En conséquence, [O] [Z] sera déclarée irrecevable en ces demandes.
Il convient à titre superfétatoire de constater que la demanderesse ne sollicite plus l’annulation de la lettre de relance de la paierie départementale de la Somme en date du 2 novembre 2023 lui réclamant la somme de 3.704,18 euros au lieu de celle de 2.704,18 euros, étant souligné que cette erreur de plume a été rectifiée depuis.
2. Sur les frais du procès et l’exécution provisoire :
L’article 696 du code de procédure civile énonce que la partie perdante est condamnée aux dépens, à moins que le juge, par décision motivée, n'en mette la totalité ou une fraction à la charge d'une autre partie.
Partie perdante au sens où l’entend ce texte, [O] [Z] supportera les éventuels dépens de l’instance.
L’article 700 du code de procédure civile, dans ses dispositions applicables à l’espèce, énonce que le juge condamne la partie tenue aux dépens ou qui perd son procès à payer à l'autre partie la somme qu'il détermine, au titre des frais exposés et non compris dans les dépens. Dans tous les cas, le juge tient compte de l'équité ou de la situation économique de la partie condamnée. Il peut, même d'office, pour des raisons tirées des mêmes considérations, dire qu'il n'y a pas lieu à ces condamnations. Les parties peuvent produire les justificatifs des sommes qu'elles demandent.

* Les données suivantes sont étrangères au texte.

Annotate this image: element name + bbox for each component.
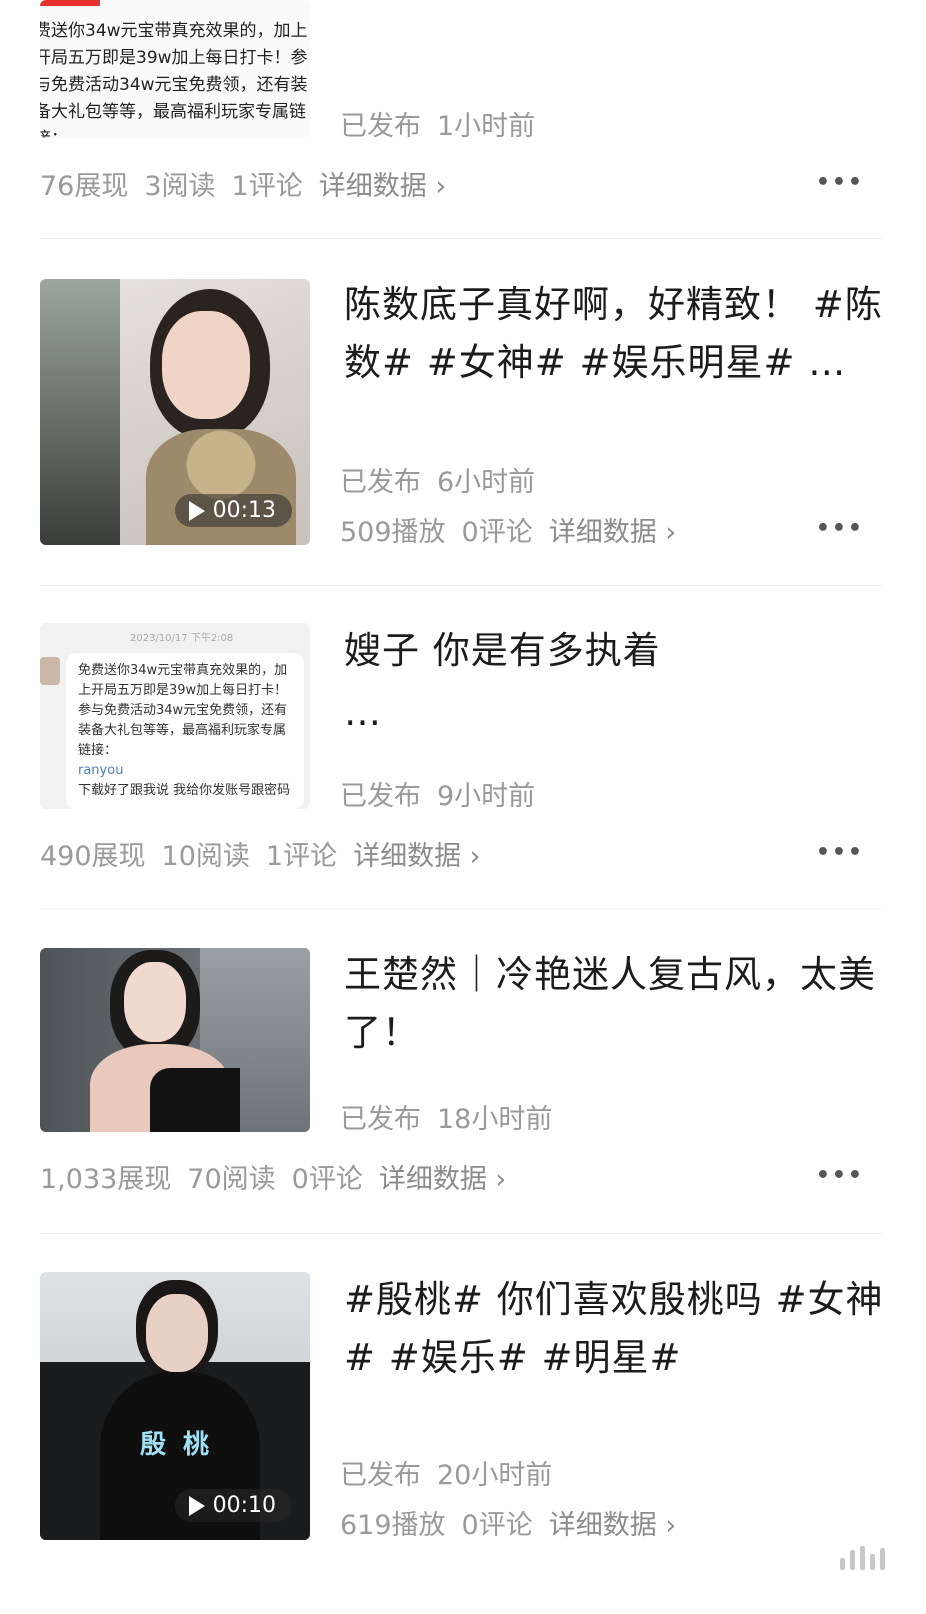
- duration-text: 00:10: [212, 1493, 276, 1518]
- detail-data-link[interactable]: 详细数据 ›: [549, 1510, 676, 1541]
- video-duration-badge: 00:10: [174, 1489, 292, 1522]
- post-stats: 490展现 10阅读 1评论 详细数据 ›: [40, 841, 481, 872]
- detail-data-link[interactable]: 详细数据 ›: [549, 517, 676, 548]
- chat-link: ranyou: [78, 763, 124, 778]
- post-thumbnail[interactable]: 殷 桃 00:10: [40, 1272, 310, 1540]
- divider: [40, 1233, 882, 1234]
- post-title[interactable]: #殷桃# 你们喜欢殷桃吗 #女神# #娱乐# #明星#: [344, 1271, 884, 1387]
- divider: [40, 585, 882, 586]
- post-title[interactable]: 陈数底子真好啊，好精致！ #陈数# #女神# #娱乐明星# …: [344, 276, 884, 392]
- more-options-icon[interactable]: •••: [816, 840, 864, 865]
- post-stats: 1,033展现 70阅读 0评论 详细数据 ›: [40, 1164, 507, 1195]
- post-status: 已发布 9小时前: [340, 781, 536, 812]
- post-status: 已发布 1小时前: [340, 111, 536, 142]
- face-shape: [146, 1294, 208, 1372]
- post-title[interactable]: 王楚然｜冷艳迷人复古风，太美了！: [344, 946, 884, 1062]
- more-options-icon[interactable]: •••: [816, 1163, 864, 1188]
- post-thumbnail[interactable]: 00:13: [40, 279, 310, 545]
- post-stats: 619播放 0评论 详细数据 ›: [340, 1510, 677, 1541]
- face-shape: [162, 311, 250, 419]
- play-icon: [188, 500, 205, 521]
- post-status: 已发布 20小时前: [340, 1460, 553, 1491]
- thumbnail-tag: [40, 0, 100, 6]
- detail-data-link[interactable]: 详细数据 ›: [379, 1164, 506, 1195]
- detail-data-link[interactable]: 详细数据 ›: [319, 171, 446, 202]
- play-icon: [188, 1495, 205, 1516]
- post-thumbnail[interactable]: 2023/10/17 下午2:08 免费送你34w元宝带真充效果的，加上开局五万…: [40, 623, 310, 809]
- post-status: 已发布 18小时前: [340, 1104, 553, 1135]
- necklace-shape: [146, 429, 296, 545]
- post-stats: 76展现 3阅读 1评论 详细数据 ›: [40, 171, 447, 202]
- detail-data-link[interactable]: 详细数据 ›: [353, 841, 480, 872]
- watermark-logo: [840, 1546, 886, 1570]
- more-options-icon[interactable]: •••: [816, 516, 864, 541]
- chat-text-2: 下载好了跟我说 我给你发账号跟密码: [78, 783, 291, 798]
- duration-text: 00:13: [212, 498, 276, 523]
- face-shape: [124, 962, 186, 1042]
- post-thumbnail[interactable]: 费送你34w元宝带真充效果的，加上开局五万即是39w加上每日打卡！参与免费活动3…: [40, 0, 310, 138]
- thumbnail-text: 费送你34w元宝带真充效果的，加上开局五万即是39w加上每日打卡！参与免费活动3…: [40, 21, 308, 138]
- thumbnail-caption: 殷 桃: [140, 1430, 214, 1460]
- more-options-icon[interactable]: •••: [816, 170, 864, 195]
- divider: [40, 238, 882, 239]
- post-stats: 509播放 0评论 详细数据 ›: [340, 517, 677, 548]
- post-status: 已发布 6小时前: [340, 467, 536, 498]
- post-title-ellipsis: …: [344, 691, 382, 734]
- avatar: [40, 657, 60, 685]
- video-duration-badge: 00:13: [174, 494, 292, 527]
- divider: [40, 908, 882, 909]
- chat-bubble: 免费送你34w元宝带真充效果的，加上开局五万即是39w加上每日打卡！参与免费活动…: [66, 653, 304, 809]
- post-title[interactable]: 嫂子 你是有多执着: [344, 622, 884, 680]
- chat-text: 免费送你34w元宝带真充效果的，加上开局五万即是39w加上每日打卡！参与免费活动…: [78, 663, 288, 758]
- dress-shape: [150, 1068, 240, 1132]
- thumbnail-date: 2023/10/17 下午2:08: [130, 633, 234, 644]
- background-shape: [40, 279, 120, 545]
- post-thumbnail[interactable]: [40, 948, 310, 1132]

Partie perdante, [O] [Z] ne remplit pas les conditions requises pour l’allocation d’une telle indemnité de procédure ; il convient en conséquence de rejeter sa demande.
Au regard de la solution retenue, il n’y a pas lieu à exécution provisoire.
PAR CES MOTIFS
Le pôle social du tribunal judiciaire, statuant après débats en audience publique par jugement contradictoire en dernier ressort, publiquement mis à disposition au greffe,
Déclare [O] [Z] irrecevable en ses demandes tendant à l’annulation de la décision du président du conseil départemental de la Somme portant remise partielle de dette, ainsi qu’à voir juger qu’elle n’est pas tenue de rembourser le trop-perçu d’allocation compensatrice tierce personne,
Laisse les éventuels dépens de l’instance à la charge de [O] [Z],
Déboute [O] [Z] de sa demande au titre de l’article 700 du code de procédure civile,
Dit n’y avoir lieu à exécution provisoire.